Gout is a form of arthritis that takes place when excess uric acid, a physical waste product flowing in the blood stream, is deposited as needle-shaped monosodium urate crystals in tissues of the body, including the joints. For many people, the first symptom of gout is agonizing pain and swelling in the big toe– frequently following an injury, such as an illness or injury. Subsequent attacks may occur on and off in other joints. After years with the disease, lumps of uric acid, called tophi, may form beneath the skin in different parts of the body, consisting of the feet.
Reactive arthritis is a chronic form of arthritis that often takes place following an infection of the genital, urinary or intestinal system. Functions of reactive arthritis include swelling and swelling of the joints, eyes and structures within the gastrointestinal or genitourinary systems, such as intestinal tracts, kidneys or bladder. A small percentage of individuals with the disease establish a rash or tough nodules on the soles of their feet or on the palms of their hands.
Lupus is a chronic autoimmune disease, suggesting the body’s immune system develops antibodies that attack healthy tissues, including the joints. The wrist and little joints of the feet are amongst those most commonly influenced by lupus. Lupus also can cause inflammation in lots of organs, including the skin, heart, lungs and kidneys.
Psoriatic arthritis is a form of arthritis accompanied by the skin disease psoriasis. The skin disease typically precedes the arthritis; in a small portion the joint disease develops prior to the skin disease, according to iytmed.com. Psoriatic arthritis can impact the toes. The associated skin disease can influence the skin of the feet and cause the toenails to thicken, develop pits and separate from the nail bed.
Likewise called septic arthritis, infectious arthritis describes arthritis that is brought on by an infection within the joint. Transmittable arthritis is frequently caused by bacteria, which spread out through the blood stream to the joint. Often it is brought on by viruses or fungi and can influence the joints of the feet.
Raynaud’s phenomenon is a condition characterized by a narrowing of the capillary to the extremities, usually in the hands and feet, in reaction to cold temperatures or stress. When capillary shut down, toes become cold and white, then blue, and numb or painful. When the vessels open up once more, the toes become red or purple.
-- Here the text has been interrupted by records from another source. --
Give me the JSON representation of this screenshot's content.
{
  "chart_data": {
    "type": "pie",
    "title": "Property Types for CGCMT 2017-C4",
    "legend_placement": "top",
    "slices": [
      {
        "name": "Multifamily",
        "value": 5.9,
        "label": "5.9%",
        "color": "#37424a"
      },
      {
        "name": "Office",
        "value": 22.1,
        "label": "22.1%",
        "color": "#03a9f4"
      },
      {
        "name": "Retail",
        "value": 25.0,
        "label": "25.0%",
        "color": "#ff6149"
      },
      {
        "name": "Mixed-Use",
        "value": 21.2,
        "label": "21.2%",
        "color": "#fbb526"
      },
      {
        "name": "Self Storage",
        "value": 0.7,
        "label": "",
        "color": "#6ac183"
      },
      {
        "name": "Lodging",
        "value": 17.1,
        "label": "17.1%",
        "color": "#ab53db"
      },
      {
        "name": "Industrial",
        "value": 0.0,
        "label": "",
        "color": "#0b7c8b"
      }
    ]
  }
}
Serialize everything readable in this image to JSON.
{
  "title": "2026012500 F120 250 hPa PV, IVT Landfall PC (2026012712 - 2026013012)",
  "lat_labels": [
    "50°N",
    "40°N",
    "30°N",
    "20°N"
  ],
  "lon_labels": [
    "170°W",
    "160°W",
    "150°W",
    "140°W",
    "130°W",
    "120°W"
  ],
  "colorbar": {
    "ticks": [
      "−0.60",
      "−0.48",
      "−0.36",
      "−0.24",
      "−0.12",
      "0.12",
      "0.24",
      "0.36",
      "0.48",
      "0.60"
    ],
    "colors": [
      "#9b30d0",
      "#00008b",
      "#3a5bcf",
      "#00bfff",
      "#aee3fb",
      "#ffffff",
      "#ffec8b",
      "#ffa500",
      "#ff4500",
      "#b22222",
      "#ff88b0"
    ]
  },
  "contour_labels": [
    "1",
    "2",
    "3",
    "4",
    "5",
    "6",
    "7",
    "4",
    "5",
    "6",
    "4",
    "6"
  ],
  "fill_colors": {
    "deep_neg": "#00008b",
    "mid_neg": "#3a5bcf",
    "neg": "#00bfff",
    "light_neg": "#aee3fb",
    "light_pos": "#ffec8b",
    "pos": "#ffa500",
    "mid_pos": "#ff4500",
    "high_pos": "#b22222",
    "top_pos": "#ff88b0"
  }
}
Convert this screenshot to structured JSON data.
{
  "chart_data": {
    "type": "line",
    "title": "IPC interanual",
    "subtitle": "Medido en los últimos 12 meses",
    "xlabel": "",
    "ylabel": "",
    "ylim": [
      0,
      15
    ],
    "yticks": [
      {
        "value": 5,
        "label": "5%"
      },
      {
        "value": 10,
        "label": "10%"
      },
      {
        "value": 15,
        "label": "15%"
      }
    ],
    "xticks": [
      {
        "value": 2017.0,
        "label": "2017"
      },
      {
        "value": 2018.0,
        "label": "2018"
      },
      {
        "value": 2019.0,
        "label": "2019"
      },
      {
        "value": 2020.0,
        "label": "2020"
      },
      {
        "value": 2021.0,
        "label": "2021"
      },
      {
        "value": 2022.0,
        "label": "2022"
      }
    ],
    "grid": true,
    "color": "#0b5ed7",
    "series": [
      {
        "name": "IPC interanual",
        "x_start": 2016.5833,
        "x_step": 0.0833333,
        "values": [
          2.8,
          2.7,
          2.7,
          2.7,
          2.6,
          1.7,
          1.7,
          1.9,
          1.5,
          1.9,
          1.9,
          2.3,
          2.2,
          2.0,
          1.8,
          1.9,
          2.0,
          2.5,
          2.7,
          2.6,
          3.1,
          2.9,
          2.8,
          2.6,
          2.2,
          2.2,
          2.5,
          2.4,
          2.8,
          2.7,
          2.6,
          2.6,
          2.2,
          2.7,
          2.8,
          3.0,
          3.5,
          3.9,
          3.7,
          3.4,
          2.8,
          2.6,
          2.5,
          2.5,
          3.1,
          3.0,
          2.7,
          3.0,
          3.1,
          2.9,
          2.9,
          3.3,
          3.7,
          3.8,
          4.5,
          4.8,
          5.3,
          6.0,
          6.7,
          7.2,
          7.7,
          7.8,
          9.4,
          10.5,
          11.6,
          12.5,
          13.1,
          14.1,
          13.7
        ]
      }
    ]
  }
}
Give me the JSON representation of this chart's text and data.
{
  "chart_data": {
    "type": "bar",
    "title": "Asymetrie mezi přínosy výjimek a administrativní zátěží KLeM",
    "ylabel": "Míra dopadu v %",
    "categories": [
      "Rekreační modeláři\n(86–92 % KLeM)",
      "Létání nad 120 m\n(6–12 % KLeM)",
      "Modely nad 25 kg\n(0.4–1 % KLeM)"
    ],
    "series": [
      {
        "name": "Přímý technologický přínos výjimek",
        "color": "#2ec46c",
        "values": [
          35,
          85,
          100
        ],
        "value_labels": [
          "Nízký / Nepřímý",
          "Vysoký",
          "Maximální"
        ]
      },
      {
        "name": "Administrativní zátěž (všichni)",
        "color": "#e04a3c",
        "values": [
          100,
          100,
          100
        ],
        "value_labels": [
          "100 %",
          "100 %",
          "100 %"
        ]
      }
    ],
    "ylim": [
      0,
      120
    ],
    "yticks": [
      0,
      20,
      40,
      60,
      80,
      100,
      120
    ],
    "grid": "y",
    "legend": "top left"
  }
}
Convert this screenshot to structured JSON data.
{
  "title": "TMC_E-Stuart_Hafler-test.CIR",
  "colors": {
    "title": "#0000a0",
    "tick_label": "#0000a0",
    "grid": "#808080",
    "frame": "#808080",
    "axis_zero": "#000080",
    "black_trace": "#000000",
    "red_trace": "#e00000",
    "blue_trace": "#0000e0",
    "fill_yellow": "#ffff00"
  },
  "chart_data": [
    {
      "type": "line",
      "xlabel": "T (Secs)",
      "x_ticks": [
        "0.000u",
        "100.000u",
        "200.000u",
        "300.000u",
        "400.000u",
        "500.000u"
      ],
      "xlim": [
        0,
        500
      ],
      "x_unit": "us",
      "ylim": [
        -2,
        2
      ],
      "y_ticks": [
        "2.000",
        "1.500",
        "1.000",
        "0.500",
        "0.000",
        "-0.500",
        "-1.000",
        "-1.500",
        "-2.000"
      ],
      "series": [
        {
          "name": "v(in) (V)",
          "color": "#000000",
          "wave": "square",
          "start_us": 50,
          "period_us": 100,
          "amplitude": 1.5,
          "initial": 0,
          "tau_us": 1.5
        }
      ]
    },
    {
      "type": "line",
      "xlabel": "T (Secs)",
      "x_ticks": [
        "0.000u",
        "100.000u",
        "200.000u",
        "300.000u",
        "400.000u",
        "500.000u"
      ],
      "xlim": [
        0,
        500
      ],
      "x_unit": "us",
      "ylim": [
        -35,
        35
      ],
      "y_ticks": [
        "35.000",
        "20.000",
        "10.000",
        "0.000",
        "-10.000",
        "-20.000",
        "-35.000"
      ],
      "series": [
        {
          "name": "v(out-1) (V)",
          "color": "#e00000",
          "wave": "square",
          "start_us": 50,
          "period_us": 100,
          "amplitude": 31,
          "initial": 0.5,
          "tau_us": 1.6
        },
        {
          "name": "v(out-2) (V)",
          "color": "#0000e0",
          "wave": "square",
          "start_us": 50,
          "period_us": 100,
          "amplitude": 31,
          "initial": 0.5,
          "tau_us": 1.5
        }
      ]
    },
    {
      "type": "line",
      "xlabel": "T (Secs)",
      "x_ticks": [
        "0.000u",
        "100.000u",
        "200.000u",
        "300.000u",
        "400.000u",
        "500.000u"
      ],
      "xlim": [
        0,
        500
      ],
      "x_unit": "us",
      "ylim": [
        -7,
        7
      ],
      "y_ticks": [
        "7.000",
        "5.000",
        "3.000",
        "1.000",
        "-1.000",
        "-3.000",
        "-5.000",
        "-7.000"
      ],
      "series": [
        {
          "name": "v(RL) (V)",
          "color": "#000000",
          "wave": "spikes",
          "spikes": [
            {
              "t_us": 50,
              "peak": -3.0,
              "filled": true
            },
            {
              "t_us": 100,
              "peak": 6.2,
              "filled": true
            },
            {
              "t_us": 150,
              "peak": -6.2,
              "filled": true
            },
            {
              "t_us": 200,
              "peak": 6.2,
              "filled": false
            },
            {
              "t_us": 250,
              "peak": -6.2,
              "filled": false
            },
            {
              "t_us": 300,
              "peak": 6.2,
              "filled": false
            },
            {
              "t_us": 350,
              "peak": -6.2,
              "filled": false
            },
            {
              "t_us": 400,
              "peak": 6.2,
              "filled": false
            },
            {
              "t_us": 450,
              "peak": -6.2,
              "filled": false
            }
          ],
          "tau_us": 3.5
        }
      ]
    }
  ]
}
Raynaud’s is frequently related to connective tissue illness, especially scleroderma.
Osteoporosis is a condition where the bones lose enough mass that they become brittle and vulnerable to breaking with slight trauma. In people with osteoporosis in bones of the foot, just stepping off of a curb can cause a stress fracture. The condition can accompany aging, inflammatory disease (such as rheumatoid arthritis) inactivity, a low-calcium diet or usage of corticosteroid medications.
Literally equated & quothard skin, & quot scleroderma is an umbrella term for conditions that involve the unusual development of the connective tissue supporting the skin and internal organs. Although there are a number of various kinds of scleroderma, all forms can cause thickening and tightening of the skin on the fingers called sclerodactyly. Skin thickening can also affect the backs of the feet, but it is typically less disabling than skin tightening up on the hands.